Unsere Geschichte über einen Hoteldeal von René Benko sorgte für Aufregung. Die Oberstaatsanwaltschaft hatte eine Anklage gegen Benko verhindert. Drei Jahre nach Verfahrensende begründet man nun die Einstellung öffentlich – und wirft Fragen auf.

Von Ashwien Sankholkar und Florian Skrabal

Aktuelles6.8.2019 

Offiziell stellte die Justiz das Verfahren gegen René Benko schon am 14. Oktober 2016 ein. Einzig: Davon mitbekommen hat die Öffentlichkeit bis Montag nichts; und das obwohl die Causa von öffentlichem Interesse ist – Milliardär Benko stand immerhin im Verdacht, Amtsträger der Gemeinde Lech am Arlberg für eine bevorzugte Behandlung im Rahmen eines Bauverfahrens bestochen zu haben.

DOSSIER liegt die Einstellungsbegründung zur Causa Schlössle (Aktenzahl 4 OStA 71/16h) vor. Sie zeigt, wie die Oberstaatsanwaltschaft (OStA) das Ruder und die Hauptaufgabe eines unabhängigen Gerichts übernommen hat: die Beweiswürdigung. Und das OStA-Papier enthält noch einige weitere bemerkenswerte Passagen.

So dürfte René Benko ein Zugang ermöglicht worden sein, der anderen Beschuldigten nur ungern zugebilligt wird. Die Wirtschafts- und Korruptionsstaatanwaltschaft (WKStA), die in dem Verfahren ermittelte, hatte ihren Anklageentwurf an die Oberstaatsanwaltschaft Wien bereits abgeschickt, da meldeten sich Benkos Anwälte bei der Oberbehörde. Sie legten neue Beweise vor, die die Unschuld ihres Mandanten untermauern sollten – mit Erfolg.

Leck in der Justiz?

Normalerweise sollte der Beschuldigte zu jenem Zeitpunkt eigentlich nichts über das Vorhaben der Justiz – anklagen oder nicht – wissen. Und wenn er Wind davon bekommt, verhält sich die Oberstaatsanwaltschaft für gewöhnlich zurückhaltend, insbesondere wenn ihr neue Beweismittel vorgelegt werden.

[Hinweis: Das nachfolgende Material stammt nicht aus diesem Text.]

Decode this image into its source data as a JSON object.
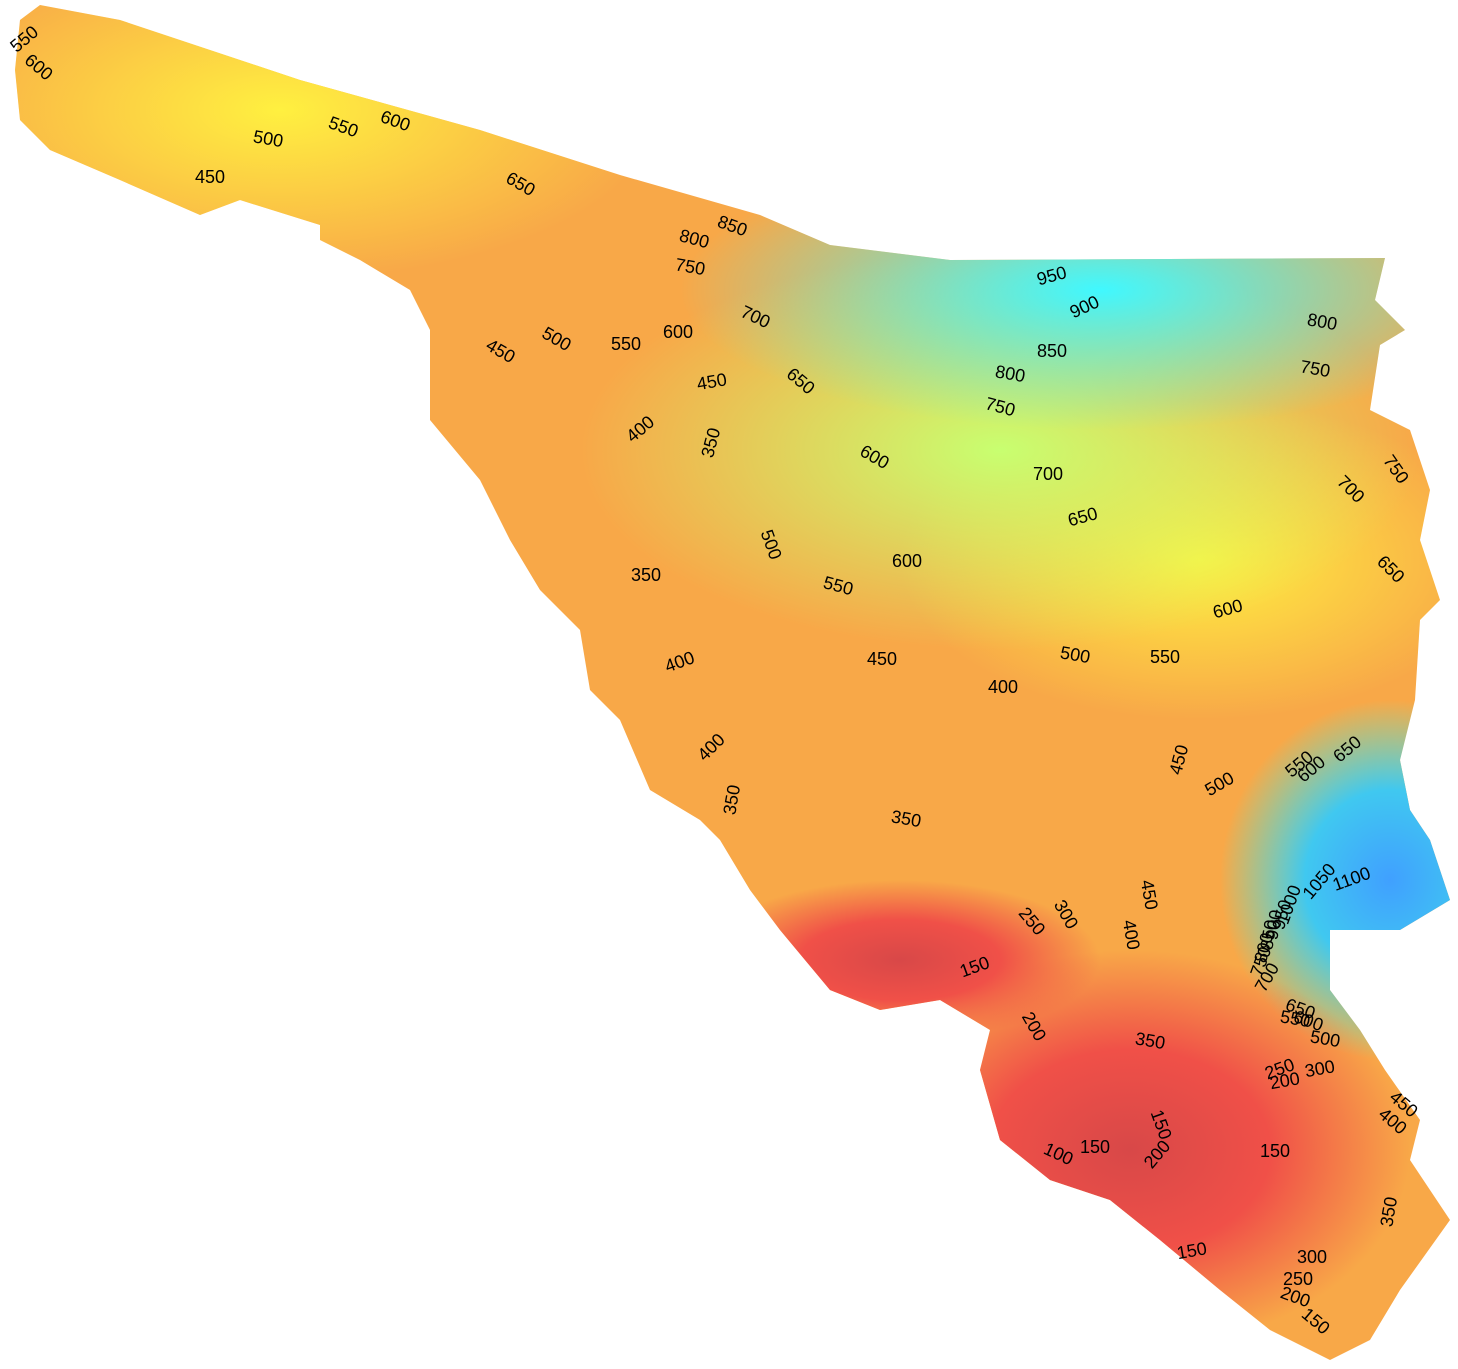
{
  "contour_labels": [
    550,
    600,
    450,
    500,
    550,
    600,
    650,
    850,
    800,
    750,
    950,
    900,
    800,
    850,
    750,
    800,
    750,
    700,
    600,
    550,
    500,
    450,
    450,
    650,
    400,
    350,
    600,
    700,
    750,
    700,
    650,
    500,
    600,
    650,
    350,
    550,
    600,
    400,
    450,
    500,
    550,
    400,
    400,
    450,
    500,
    550,
    600,
    650,
    350,
    350,
    300,
    250,
    450,
    400,
    150,
    200,
    350,
    250,
    200,
    300,
    500,
    550,
    450,
    400,
    150,
    200,
    150,
    150,
    100,
    350,
    150,
    300,
    250,
    200,
    150,
    1100,
    1050,
    1000,
    950,
    900,
    850,
    800,
    750,
    700,
    650,
    600
  ]
}
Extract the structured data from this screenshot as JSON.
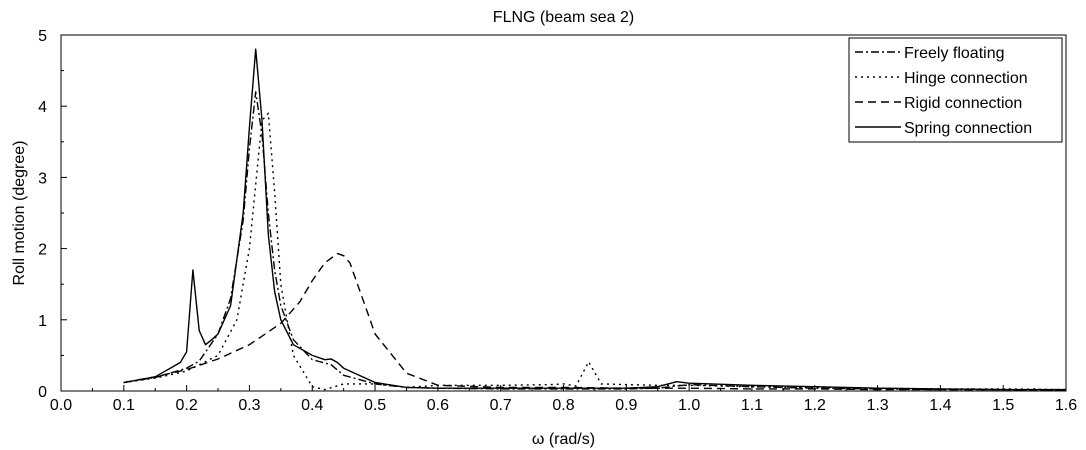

„Neue Beweise werden gemeinsam mit dem Vorhabensbericht zurück an den Staatsanwalt geschickt“, beschreibt Erich Müller das gängige Prozedere. Als ehemaliger Leiter der Wirtschaftsgruppe der Staatsanwaltschaft Wien ist Müller eine lebende Legende: Ende der Neunzigerjahre war er Ankläger im Konsum-Prozess und ermittelte auch rund um die Bawag-Karibikgeschäfte.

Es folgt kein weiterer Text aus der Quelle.